By feeling guilty we are declaring, ‘In the past I could have acted differently. I had the power to act one way or another, and I chose the wrong way.’
By feeling guilty we are declaring that we had the situation organized and under control, or could have done, and that we had the power to relate to and care for other people.
Feeling guilty is a denial of helplessness.
Feeling helpless can take you back to the time when you were weak and helpless and in the power of dangerous adults. Rather than experience again that most terrible terror, you prefer to feel guilty.
Alas, because you will not risk the terror to reappraise your conclusion that you are bad, you prevent yourself from discovering that your situation has changed. Your situation now, as an adult, is that your self is secure and cannot be threatened by other people unless you let them.
If you insist on saying to yourself, ‘I’d be finished if my husband left me’, you have given your husband the power to threaten your self.
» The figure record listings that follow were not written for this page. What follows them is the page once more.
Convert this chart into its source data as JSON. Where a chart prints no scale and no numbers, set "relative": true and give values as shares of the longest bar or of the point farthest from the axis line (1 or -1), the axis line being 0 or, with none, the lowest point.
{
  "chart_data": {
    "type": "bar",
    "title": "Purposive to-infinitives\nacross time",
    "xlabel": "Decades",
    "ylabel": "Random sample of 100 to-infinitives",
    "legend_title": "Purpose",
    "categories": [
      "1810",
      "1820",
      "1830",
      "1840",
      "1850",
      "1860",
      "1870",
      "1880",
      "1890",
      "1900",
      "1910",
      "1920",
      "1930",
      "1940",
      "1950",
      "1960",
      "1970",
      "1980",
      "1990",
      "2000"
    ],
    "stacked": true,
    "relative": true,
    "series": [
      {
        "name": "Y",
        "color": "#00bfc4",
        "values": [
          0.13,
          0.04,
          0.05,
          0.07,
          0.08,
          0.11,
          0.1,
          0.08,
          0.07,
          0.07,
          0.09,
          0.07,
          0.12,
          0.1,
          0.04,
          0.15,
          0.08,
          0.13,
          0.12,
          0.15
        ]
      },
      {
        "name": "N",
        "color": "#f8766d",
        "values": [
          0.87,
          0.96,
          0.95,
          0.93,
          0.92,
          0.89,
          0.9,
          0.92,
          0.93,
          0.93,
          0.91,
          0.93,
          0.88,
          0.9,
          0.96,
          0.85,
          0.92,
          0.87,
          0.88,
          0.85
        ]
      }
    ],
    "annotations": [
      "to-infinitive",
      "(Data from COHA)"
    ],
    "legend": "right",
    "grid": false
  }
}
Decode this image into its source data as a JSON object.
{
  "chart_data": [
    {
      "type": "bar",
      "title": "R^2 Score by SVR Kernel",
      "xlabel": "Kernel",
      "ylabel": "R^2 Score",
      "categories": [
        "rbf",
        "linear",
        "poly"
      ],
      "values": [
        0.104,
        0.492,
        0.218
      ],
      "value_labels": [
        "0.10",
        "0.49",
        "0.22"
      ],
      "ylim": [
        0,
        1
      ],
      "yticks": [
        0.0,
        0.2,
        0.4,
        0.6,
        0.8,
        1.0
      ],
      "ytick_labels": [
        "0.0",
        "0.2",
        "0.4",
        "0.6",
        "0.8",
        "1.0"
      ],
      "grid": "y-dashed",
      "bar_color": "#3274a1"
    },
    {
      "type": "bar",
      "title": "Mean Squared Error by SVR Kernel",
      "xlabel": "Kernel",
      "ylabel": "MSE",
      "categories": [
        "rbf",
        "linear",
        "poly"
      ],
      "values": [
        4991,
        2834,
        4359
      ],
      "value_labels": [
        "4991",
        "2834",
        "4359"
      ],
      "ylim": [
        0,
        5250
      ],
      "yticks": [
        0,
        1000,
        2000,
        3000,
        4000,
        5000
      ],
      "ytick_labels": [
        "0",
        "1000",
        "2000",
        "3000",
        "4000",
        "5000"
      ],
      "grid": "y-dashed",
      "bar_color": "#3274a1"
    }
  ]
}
If you insist on saying to yourself, ‘I just fall apart whenever my boss criticizes my work’, you have given your boss the power to threaten your self.
However, if you say to yourself, ‘It would be tough going if my husband left me but I’d survive’, your husband cannot then threaten your self. If you say to yourself, ‘I’ll take account of reasonable and constructive criticism of my work, but I’ll reject criticism from people who are fools or are being malicious, and I’ll remember to distinguish criticisms of my work from criticisms of me’, then you are no longer helpless and in the power of other people.
If we do not go back and check our conclusion that ‘I am bad’ we make this and the constant feeling of guilt into our way of living. It becomes the basis of our whole way of living, and it spoils not just our life but the lives of those we love.
My friend Gregory, who lives in California, and I keep a regular correspondence. Recently he wrote to me:
‘I have come to realize how much I played the role of The Guilty One from childhood on.
‘As is typical of introverted children of alcoholic parents, my unconscious feeling as a child was that if only I were a better boy my father would stop being drunk and abusive and my parents would love each other. As none of that happened, it was clear that I was not a good enough boy and that I must work harder. And as working harder didn’t make things any better, then I must be a Failure: I was The Guilty One responsible for my family’s misery.
‘I transferred this neurosis right over into my marriage, and it fitted Anna’s beautifully. Deeply unhappy since childhood, Anna quickly found (unconsciously, not deliberately) that I was willing and able (and probably sickly eager) to be The Guilty One responsible for her unhappiness. And this, of course, made me very angry. What can make us angrier than situations that we put ourselves into?
‘My shrink thinks, rightly I’m sure, that my ‘moderately severe’ depression was my latest effort to punish myself (and a very successful effort it was too).
‘I am simply refusing to play this game any more. It means changing a behaviour I have had since I was five, and of course it isn’t easy, but I’m doing fairly well, I think.’
When Gregory claimed that he ‘was The Guilty One responsible for my family’s misery’, he was making a claim to great power. His parents were not responsible for themselves. He, a small child, was.
Feeling guilty with its claim to great power is one of the compensations for drawing the conclusion ‘I am bad’. There are others.